1st century BCE manuscript of the Septuagint

The Papyrus Fouad 266 (three fragments listed as Rahlfs 847, 848 and 942) are fragments, part of a papyrus manuscript in scroll form containing the Greek translation, known as the Septuagint, of the Pentateuch. They have been assigned palaeographically to the 1st century BCE. There is discussion about whether the text is original or a later recension of the Septuagint.

== Description ==
The Greek text was written on papyrus in uncial letters. The text is written in 33 lines per column. The uncial letters are upright and rounded. Iota adscript occurs. It is designated by number 847, 848, and 942, on the list of Septuagint manuscripts according to the modern numbering of Alfred Rahlfs. It contains section divisions with numbered paragraphs (5, 26, 27). 117 papyrus fragments of the codex have survived. This is "clearly a Jewish manuscript".

The prefix Fouad commemorates Fouad I of Egypt.

=== Version ===

While some interpret the presence of the Tetragrammaton in Papyrus Fouad 266, the oldest Septuagint manuscript in which it appears, as an indication of what was in the original text, others see this manuscript as "an archaizing and hebraizing revision of the earlier translation κύριος". Because of the presence of the name YHWH in Hebrew, Paul Kahle thought this was the most perfect text of the LXX:

A distinguishing characteristic of the papyrus is the fact that the name of God is written as the Tetragrammaton in Hebrew square-shape []. Upon my request made for an examination by father Vaccari in regards to the published fragments of the papyrus, he came to the conclusion that the papyrus must be written 400 years before the codex B, probably the most perfect text of the Septuagint that has reached us.

The text of the manuscript runs close to the Old Greek text of Septuagint, but according to Albert Pietersma it is an early recension towards the Masoretic Text (i.e., Deuteronomy 22:9). Disagreeing with Pietersma, George Dunbar Kilpatrick and Emanuel Tov "see no recension at work."

=== Tetragrammaton ===

This papyrus, found in Egypt, is dated to the first century BC and is the second oldest known manuscript of the Septuagint (Greek version of the Hebrew Bible). It is the oldest manuscript that, in the midst of the Greek text, uses the Hebrew Tetragrammaton in Aramaic "square" or Ashuri script, יהוה over 30 times.

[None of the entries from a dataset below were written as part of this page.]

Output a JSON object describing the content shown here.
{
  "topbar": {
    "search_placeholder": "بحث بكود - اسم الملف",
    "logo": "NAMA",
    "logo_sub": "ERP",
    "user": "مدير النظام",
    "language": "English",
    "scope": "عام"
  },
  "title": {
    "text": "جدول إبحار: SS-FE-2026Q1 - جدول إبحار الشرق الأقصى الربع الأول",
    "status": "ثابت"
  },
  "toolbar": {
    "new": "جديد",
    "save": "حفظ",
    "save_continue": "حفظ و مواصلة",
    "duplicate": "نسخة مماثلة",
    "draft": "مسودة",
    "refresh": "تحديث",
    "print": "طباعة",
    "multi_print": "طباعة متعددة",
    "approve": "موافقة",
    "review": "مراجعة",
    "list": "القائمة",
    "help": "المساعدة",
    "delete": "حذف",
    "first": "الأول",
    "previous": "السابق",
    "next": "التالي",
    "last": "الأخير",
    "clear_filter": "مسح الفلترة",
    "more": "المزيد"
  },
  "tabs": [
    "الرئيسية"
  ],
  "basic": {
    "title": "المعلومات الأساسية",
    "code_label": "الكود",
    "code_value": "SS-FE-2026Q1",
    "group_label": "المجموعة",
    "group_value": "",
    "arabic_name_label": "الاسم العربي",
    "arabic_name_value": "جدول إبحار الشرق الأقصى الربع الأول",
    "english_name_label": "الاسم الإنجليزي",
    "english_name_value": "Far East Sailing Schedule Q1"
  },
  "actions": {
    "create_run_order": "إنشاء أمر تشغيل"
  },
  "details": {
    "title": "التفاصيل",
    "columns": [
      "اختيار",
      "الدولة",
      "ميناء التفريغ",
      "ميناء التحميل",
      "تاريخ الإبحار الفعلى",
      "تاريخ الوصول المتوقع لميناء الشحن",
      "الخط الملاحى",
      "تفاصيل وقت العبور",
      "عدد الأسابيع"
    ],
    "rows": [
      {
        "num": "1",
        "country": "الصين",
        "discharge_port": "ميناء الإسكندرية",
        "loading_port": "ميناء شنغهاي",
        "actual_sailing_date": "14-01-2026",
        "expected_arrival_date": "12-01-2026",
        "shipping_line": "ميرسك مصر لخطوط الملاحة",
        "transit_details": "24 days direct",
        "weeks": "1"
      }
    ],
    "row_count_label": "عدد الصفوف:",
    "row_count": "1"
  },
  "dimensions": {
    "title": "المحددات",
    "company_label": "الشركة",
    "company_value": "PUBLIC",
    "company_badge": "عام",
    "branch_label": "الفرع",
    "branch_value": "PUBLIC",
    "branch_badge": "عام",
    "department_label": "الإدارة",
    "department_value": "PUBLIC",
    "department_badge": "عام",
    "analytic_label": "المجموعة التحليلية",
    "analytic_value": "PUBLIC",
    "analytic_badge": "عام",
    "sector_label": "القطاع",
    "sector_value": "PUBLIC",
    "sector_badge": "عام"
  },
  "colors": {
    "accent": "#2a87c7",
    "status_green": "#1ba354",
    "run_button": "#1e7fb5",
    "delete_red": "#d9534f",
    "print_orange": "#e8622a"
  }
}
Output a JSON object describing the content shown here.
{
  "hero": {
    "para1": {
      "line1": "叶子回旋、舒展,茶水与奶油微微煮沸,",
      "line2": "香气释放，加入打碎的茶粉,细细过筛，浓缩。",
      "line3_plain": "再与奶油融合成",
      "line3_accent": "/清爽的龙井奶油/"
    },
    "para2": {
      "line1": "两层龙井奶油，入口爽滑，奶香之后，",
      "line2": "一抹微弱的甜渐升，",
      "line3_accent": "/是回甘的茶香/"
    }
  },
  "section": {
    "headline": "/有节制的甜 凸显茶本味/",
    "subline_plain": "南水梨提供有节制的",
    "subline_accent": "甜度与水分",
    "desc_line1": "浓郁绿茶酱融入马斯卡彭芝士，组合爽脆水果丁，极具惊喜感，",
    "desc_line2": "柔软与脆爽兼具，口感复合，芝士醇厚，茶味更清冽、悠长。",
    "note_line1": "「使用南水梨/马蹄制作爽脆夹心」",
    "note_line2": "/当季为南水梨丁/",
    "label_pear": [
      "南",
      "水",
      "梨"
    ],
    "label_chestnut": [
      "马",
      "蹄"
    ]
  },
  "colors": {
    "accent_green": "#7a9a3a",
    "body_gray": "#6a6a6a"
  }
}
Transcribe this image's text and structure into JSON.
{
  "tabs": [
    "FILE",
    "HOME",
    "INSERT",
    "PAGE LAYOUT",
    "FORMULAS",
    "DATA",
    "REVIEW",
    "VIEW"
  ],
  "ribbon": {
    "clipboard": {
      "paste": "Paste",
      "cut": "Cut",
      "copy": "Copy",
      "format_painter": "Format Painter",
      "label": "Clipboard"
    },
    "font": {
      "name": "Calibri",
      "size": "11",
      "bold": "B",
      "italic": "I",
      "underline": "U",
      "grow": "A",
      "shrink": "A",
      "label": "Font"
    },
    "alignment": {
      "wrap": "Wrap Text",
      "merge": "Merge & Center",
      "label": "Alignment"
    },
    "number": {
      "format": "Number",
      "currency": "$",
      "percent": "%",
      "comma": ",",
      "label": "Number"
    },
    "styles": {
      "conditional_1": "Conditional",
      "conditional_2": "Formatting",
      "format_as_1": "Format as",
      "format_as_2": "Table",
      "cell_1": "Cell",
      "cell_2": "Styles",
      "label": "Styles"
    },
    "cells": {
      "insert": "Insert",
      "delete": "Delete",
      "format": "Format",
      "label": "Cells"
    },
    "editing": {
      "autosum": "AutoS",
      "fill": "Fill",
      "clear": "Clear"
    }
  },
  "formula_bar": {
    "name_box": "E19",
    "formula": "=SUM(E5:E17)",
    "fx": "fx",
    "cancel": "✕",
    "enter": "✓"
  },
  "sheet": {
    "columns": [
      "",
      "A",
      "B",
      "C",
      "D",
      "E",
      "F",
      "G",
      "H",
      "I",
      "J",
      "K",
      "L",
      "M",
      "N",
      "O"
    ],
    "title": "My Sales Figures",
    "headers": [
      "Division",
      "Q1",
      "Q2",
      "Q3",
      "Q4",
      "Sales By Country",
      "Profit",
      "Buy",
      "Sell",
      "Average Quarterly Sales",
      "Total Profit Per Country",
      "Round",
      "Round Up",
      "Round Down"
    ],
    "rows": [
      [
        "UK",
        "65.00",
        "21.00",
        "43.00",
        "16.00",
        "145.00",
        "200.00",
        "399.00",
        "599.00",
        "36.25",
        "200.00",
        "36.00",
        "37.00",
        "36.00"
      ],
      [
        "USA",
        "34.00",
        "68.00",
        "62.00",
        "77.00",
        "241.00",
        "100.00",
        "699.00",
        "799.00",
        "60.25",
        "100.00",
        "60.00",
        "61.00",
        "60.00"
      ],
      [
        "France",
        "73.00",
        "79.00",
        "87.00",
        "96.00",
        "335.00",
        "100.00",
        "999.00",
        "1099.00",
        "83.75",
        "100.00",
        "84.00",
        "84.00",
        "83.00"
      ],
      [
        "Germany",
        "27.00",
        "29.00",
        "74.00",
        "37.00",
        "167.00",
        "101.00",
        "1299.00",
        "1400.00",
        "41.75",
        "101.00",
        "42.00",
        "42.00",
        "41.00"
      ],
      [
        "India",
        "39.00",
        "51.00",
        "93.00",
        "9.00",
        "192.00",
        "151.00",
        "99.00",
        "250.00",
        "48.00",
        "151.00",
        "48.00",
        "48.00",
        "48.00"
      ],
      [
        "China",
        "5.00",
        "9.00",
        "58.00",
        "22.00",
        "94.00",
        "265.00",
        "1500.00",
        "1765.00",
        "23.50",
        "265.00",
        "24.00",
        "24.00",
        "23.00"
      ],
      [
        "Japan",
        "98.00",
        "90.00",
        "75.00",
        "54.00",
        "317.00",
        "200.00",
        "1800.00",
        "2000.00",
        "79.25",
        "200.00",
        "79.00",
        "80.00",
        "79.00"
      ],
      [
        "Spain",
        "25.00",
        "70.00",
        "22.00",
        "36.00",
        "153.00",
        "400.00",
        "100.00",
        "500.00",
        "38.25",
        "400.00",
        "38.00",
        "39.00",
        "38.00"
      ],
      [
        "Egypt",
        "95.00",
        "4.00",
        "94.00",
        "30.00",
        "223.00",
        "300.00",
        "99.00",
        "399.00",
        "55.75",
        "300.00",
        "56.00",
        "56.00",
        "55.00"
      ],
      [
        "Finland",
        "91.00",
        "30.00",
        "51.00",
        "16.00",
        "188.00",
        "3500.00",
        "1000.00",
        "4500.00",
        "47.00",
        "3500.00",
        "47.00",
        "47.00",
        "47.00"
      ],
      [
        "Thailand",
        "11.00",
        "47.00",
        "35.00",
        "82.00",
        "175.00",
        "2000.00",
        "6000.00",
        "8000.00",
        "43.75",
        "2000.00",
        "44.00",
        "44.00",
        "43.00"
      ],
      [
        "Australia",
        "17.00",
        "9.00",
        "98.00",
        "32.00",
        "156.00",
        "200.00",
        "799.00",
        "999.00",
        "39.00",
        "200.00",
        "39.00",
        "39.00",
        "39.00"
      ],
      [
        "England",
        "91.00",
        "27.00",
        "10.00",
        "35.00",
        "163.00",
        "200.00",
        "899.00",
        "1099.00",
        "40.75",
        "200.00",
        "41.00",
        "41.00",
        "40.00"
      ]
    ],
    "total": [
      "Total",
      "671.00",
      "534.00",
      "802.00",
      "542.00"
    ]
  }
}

Some have argued that originally the Greek text rendered the divine name YHWH not by κύριος but by the Tetragrammaton, others that the text in this manuscript is the result of a Hebraizing revision of the original Greek text, which had κύριος.
Albert Pietersma was the first to claim that Fouad contains some pre-hexaplaric corrections towards a Hebrew text (which would have had the Tetragrammaton). Pietersma also states that there is room for the reading ΚΥΡΙΟΣ (The Lord) but the second scribe inserted the Tetragrammaton instead. The space left by the first scribe is in fact exactly that required for six letters (as in the word ΚΥΡΙΟΣ), which Michael Thomas interprets as indicating that the older manuscript that the scribe was copying did have ΚΥΡΙΟΣ. Koenen has argued in his notes to the new edition of P. Fouad 266 "that the scribe of 848 was unable to write the Hebrew tetragram and hence left space for a second scribe to insert it", probably because "requiring greater sanctity". Emanuel Tov notes: "the original Greek scribe left open large spaces for Tetragrammaton indicated by a raised dot on each side of the space". Würthwein also judges that "the tetragrammaton appears to have been an archaizing and hebraizing revision of the earlier translation κύριος".

== History of the scroll ==
Palaeographically the manuscript has been assigned to the 1st or even 2nd century BC. It is the second oldest manuscript of the Septuagint. It was discovered in 1939 in Fayyum, where there were two Jewish synagogues. The first published text from the manuscript was edited by William Gillan Waddell in 1944. 18 further fragments of the manuscript were published in 1950 in the New World Translation of the Christian Greek Scriptures. It was examined by Françoise Dunand and P. E. Kahle. In 1971 were published all 117 fragments of the manuscript. The manuscript currently is housed at the Société Royale de Papyrologie, Cairo.